13 I might add that, in my opinion, a court ordered winding up stands in the same light and should not be regarded as an ongoing proceeding in the court such as to justify the deployment of s.68 in the aid of fact-finding by a liquidator. It is true that, in such a case, the winding up "is by the court which for the purposes the liquidator is" (Re Timberland Ltd; Commissioner for Corporate Affairs v Harvey [1980] VR 669 at p.696 per Marks J); also that the winding up is set in train by the court's order. But the liquidator, once in office, embarks upon a statutory process of administration. He or she is not, by virtue of the appointment, a party to continuing proceedings able to resort to all the processes made available to parties to litigation. It was held in the early days of the operation of the Companies Act 1862 (Eng) that the means by which a liquidator might properly elicit information from persons judged capable of providing information relevant to the winding up was the examination process made available by that Act, not the court's subpoena power: see Re English Joint Stock Bank (1866) LR 3 Eq 203.

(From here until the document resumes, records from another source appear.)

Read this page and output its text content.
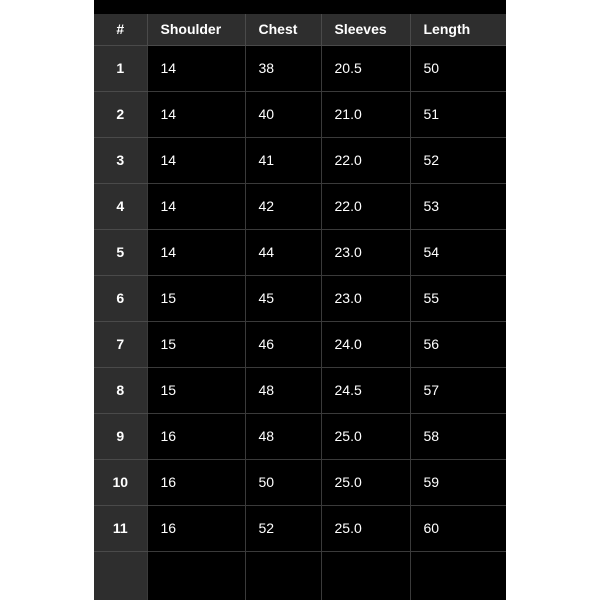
#	Shoulder	Chest	Sleeves	Length
1	14	38	20.5	50
2	14	40	21.0	51
3	14	41	22.0	52
4	14	42	22.0	53
5	14	44	23.0	54
6	15	45	23.0	55
7	15	46	24.0	56
8	15	48	24.5	57
9	16	48	25.0	58
10	16	50	25.0	59
11	16	52	25.0	60
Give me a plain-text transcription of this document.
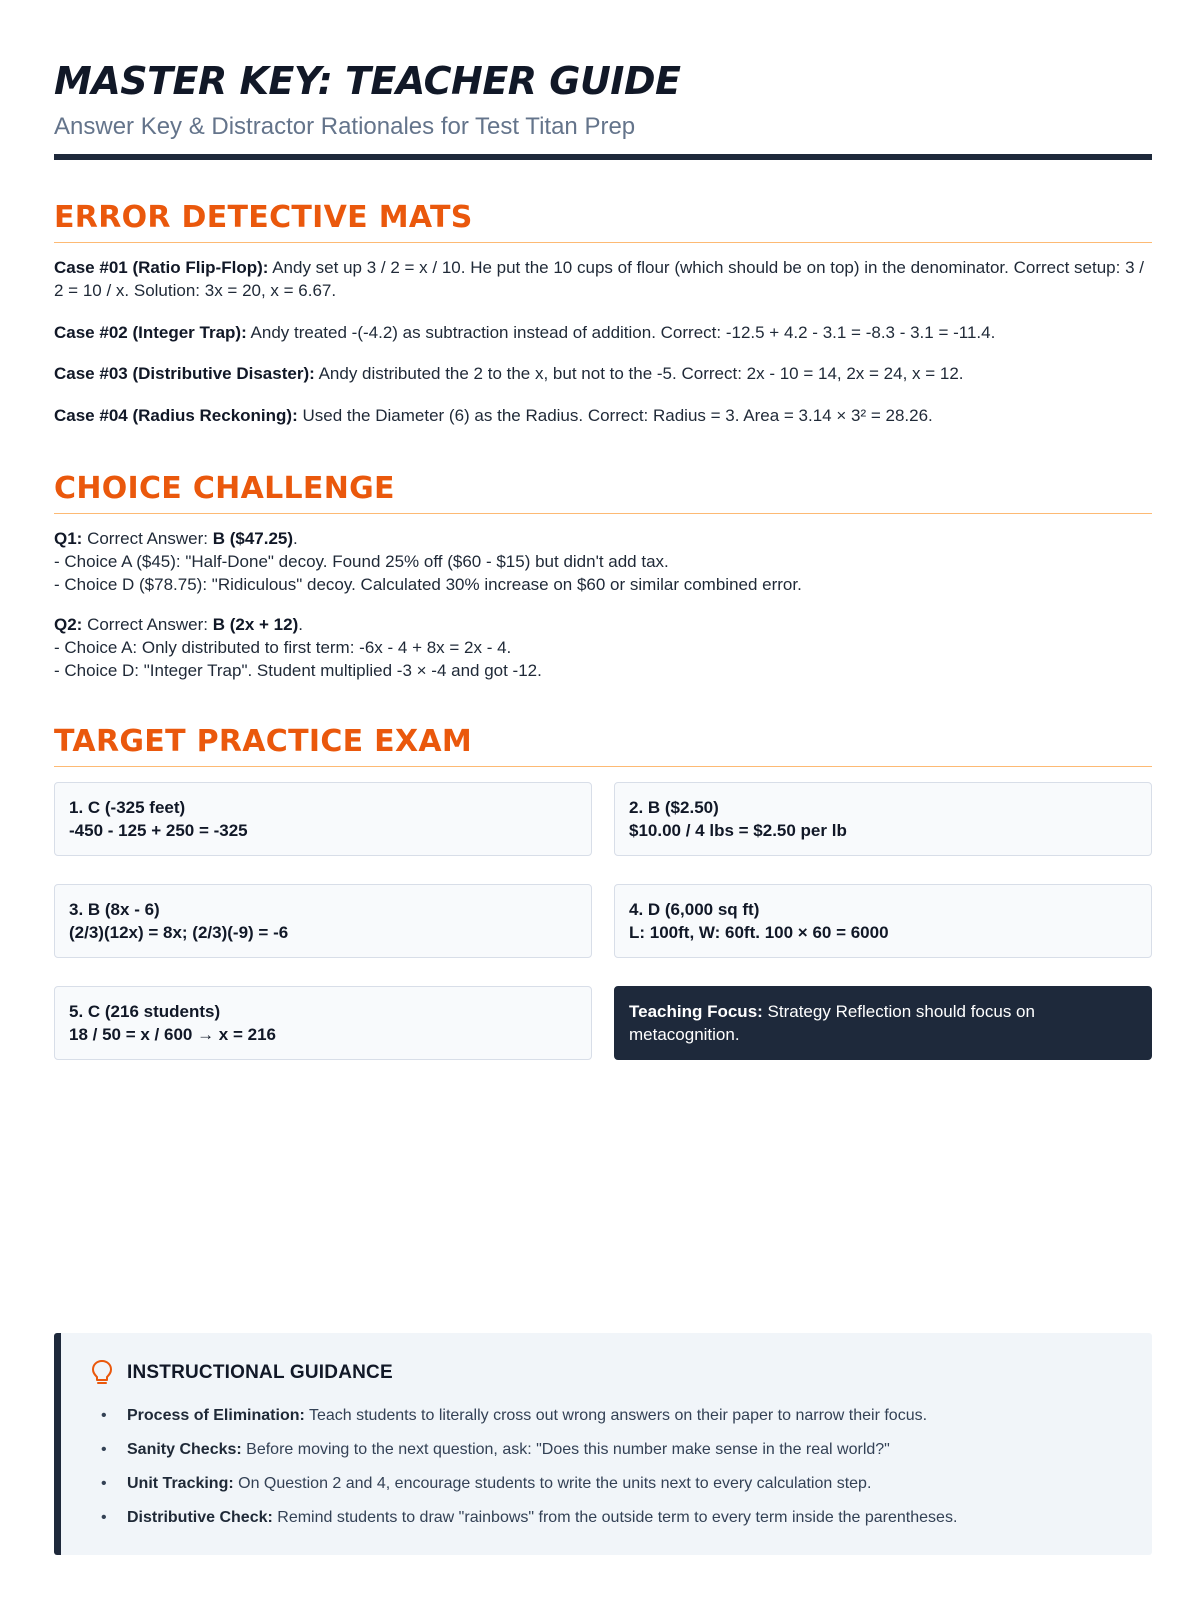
MASTER KEY: TEACHER GUIDE
Answer Key & Distractor Rationales for Test Titan Prep
ERROR DETECTIVE MATS
Case #01 (Ratio Flip-Flop): Andy set up 3 / 2 = x / 10. He put the 10 cups of flour (which should be on top) in the denominator. Correct setup: 3 / 2 = 10 / x. Solution: 3x = 20, x = 6.67.
Case #02 (Integer Trap): Andy treated -(-4.2) as subtraction instead of addition. Correct: -12.5 + 4.2 - 3.1 = -8.3 - 3.1 = -11.4.
Case #03 (Distributive Disaster): Andy distributed the 2 to the x, but not to the -5. Correct: 2x - 10 = 14, 2x = 24, x = 12.
Case #04 (Radius Reckoning): Used the Diameter (6) as the Radius. Correct: Radius = 3. Area = 3.14 × 3² = 28.26.
CHOICE CHALLENGE
Q1: Correct Answer: B ($47.25).
- Choice A ($45): "Half-Done" decoy. Found 25% off ($60 - $15) but didn't add tax.
- Choice D ($78.75): "Ridiculous" decoy. Calculated 30% increase on $60 or similar combined error.
Q2: Correct Answer: B (2x + 12).
- Choice A: Only distributed to first term: -6x - 4 + 8x = 2x - 4.
- Choice D: "Integer Trap". Student multiplied -3 × -4 and got -12.
TARGET PRACTICE EXAM
1. C (-325 feet)
-450 - 125 + 250 = -325
2. B ($2.50)
$10.00 / 4 lbs = $2.50 per lb
3. B (8x - 6)
(2/3)(12x) = 8x; (2/3)(-9) = -6
4. D (6,000 sq ft)
L: 100ft, W: 60ft. 100 × 60 = 6000
5. C (216 students)
18 / 50 = x / 600 → x = 216
Teaching Focus: Strategy Reflection should focus on metacognition.
INSTRUCTIONAL GUIDANCE
• Process of Elimination: Teach students to literally cross out wrong answers on their paper to narrow their focus.
• Sanity Checks: Before moving to the next question, ask: "Does this number make sense in the real world?"
• Unit Tracking: On Question 2 and 4, encourage students to write the units next to every calculation step.
• Distributive Check: Remind students to draw "rainbows" from the outside term to every term inside the parentheses.
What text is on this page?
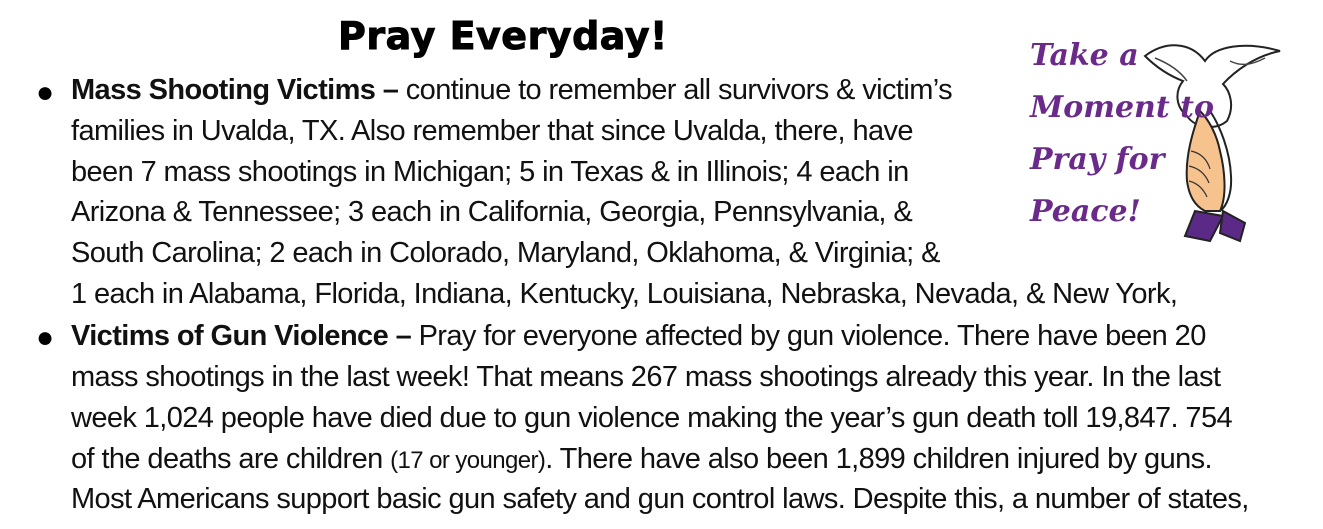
Pray Everyday!	Take a
Moment to
Pray for
Peace!
● Mass Shooting Victims – continue to remember all survivors & victim’s
families in Uvalda, TX. Also remember that since Uvalda, there, have
been 7 mass shootings in Michigan; 5 in Texas & in Illinois; 4 each in
Arizona & Tennessee; 3 each in California, Georgia, Pennsylvania, &
South Carolina; 2 each in Colorado, Maryland, Oklahoma, & Virginia; &
1 each in Alabama, Florida, Indiana, Kentucky, Louisiana, Nebraska, Nevada, & New York,
● Victims of Gun Violence – Pray for everyone affected by gun violence. There have been 20
mass shootings in the last week! That means 267 mass shootings already this year. In the last
week 1,024 people have died due to gun violence making the year’s gun death toll 19,847. 754
of the deaths are children (17 or younger). There have also been 1,899 children injured by guns.
Most Americans support basic gun safety and gun control laws. Despite this, a number of states,
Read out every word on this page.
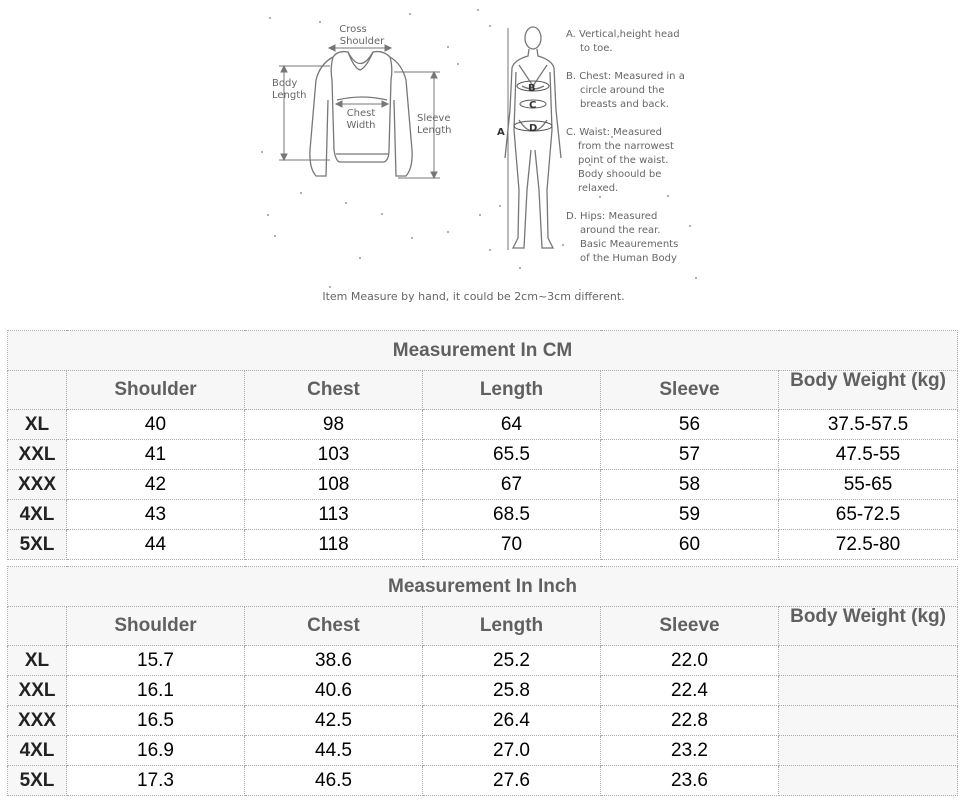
Cross
Shoulder
Body
Length
Chest
Width
Sleeve
Length	A
B
C
D
A. Vertical,height head
to toe.
B. Chest: Measured in a
circle around the
breasts and back.
C. Waist: Measured
from the narrowest
point of the waist.
Body shoould be
relaxed.
D. Hips: Measured
around the rear.
Basic Meaurements
of the Human Body
Item Measure by hand, it could be 2cm~3cm different.
Measurement In CM					
	Shoulder	Chest	Length	Sleeve	Body Weight (kg)
XL	40	98	64	56	37.5-57.5
XXL	41	103	65.5	57	47.5-55
XXX	42	108	67	58	55-65
4XL	43	113	68.5	59	65-72.5
5XL	44	118	70	60	72.5-80
Measurement In Inch					
	Shoulder	Chest	Length	Sleeve	Body Weight (kg)
XL	15.7	38.6	25.2	22.0	
XXL	16.1	40.6	25.8	22.4	
XXX	16.5	42.5	26.4	22.8	
4XL	16.9	44.5	27.0	23.2	
5XL	17.3	46.5	27.6	23.6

14 The SPL has at his disposal the like examination processes made available by the Corporations Act. He has resorted to those processes. Summonses for examination have been obtained under Part 5.9 and a number of examinations have been conducted or are in the process of being conducted. To be more specific as to the last matter, it was indicated by Mr Glasson of counsel upon the hearing of the present application that adjourned examinations of two persons will be continued in mid-November.
15 The circumstance just mentioned represents the second basis on which the SPL contends that the order for the production of documents by ASIC should be made. Mr Glasson pointed to the recognition in case law of the availability of the s.68 process in aid of an examination under Part 5.9. The most recent treatment of the subject appears in obiter dicta of Basten JA in Meteyard v Love (2005) 65 NSWLR 36 at pp.52, 53:
"[56] Questions have arisen in the past, though not addressed in these proceedings, as to whether Pt 36,r 12 may properly be called in aid of an examination under s 597 of the Corporations Act pursuant to a summons issued under s 596A or s 596B. In relation to the Corporations Law , an argument that the provisions now found in Pt 5.9 of the Corporations Act constituted an 'exclusive code' with respect to the production of documents was rejected by McLelland J in Re BPTC Ltd (InLiq) (1992) 29 NSWLR 713 at 718A-719E; applied by Bryson J in Re BPTC Ltd (In Liq) (No 5) (1993) 10 ACSR 756 at 765; 11 ACLC 734 at
742. The primary basis for rejecting that proposition was that the power to issue an examination summons under s 596A and s 596B was in each case restricted to individuals and did not apply to corporations; the power to order
the production of documents under s 597(9), during an examination, was, as a consequence, restricted to individuals. Accordingly, unless it were intended that the documents of a company could not be the subject of an order for production, an alternative source of power must be relied upon in relation to such documents.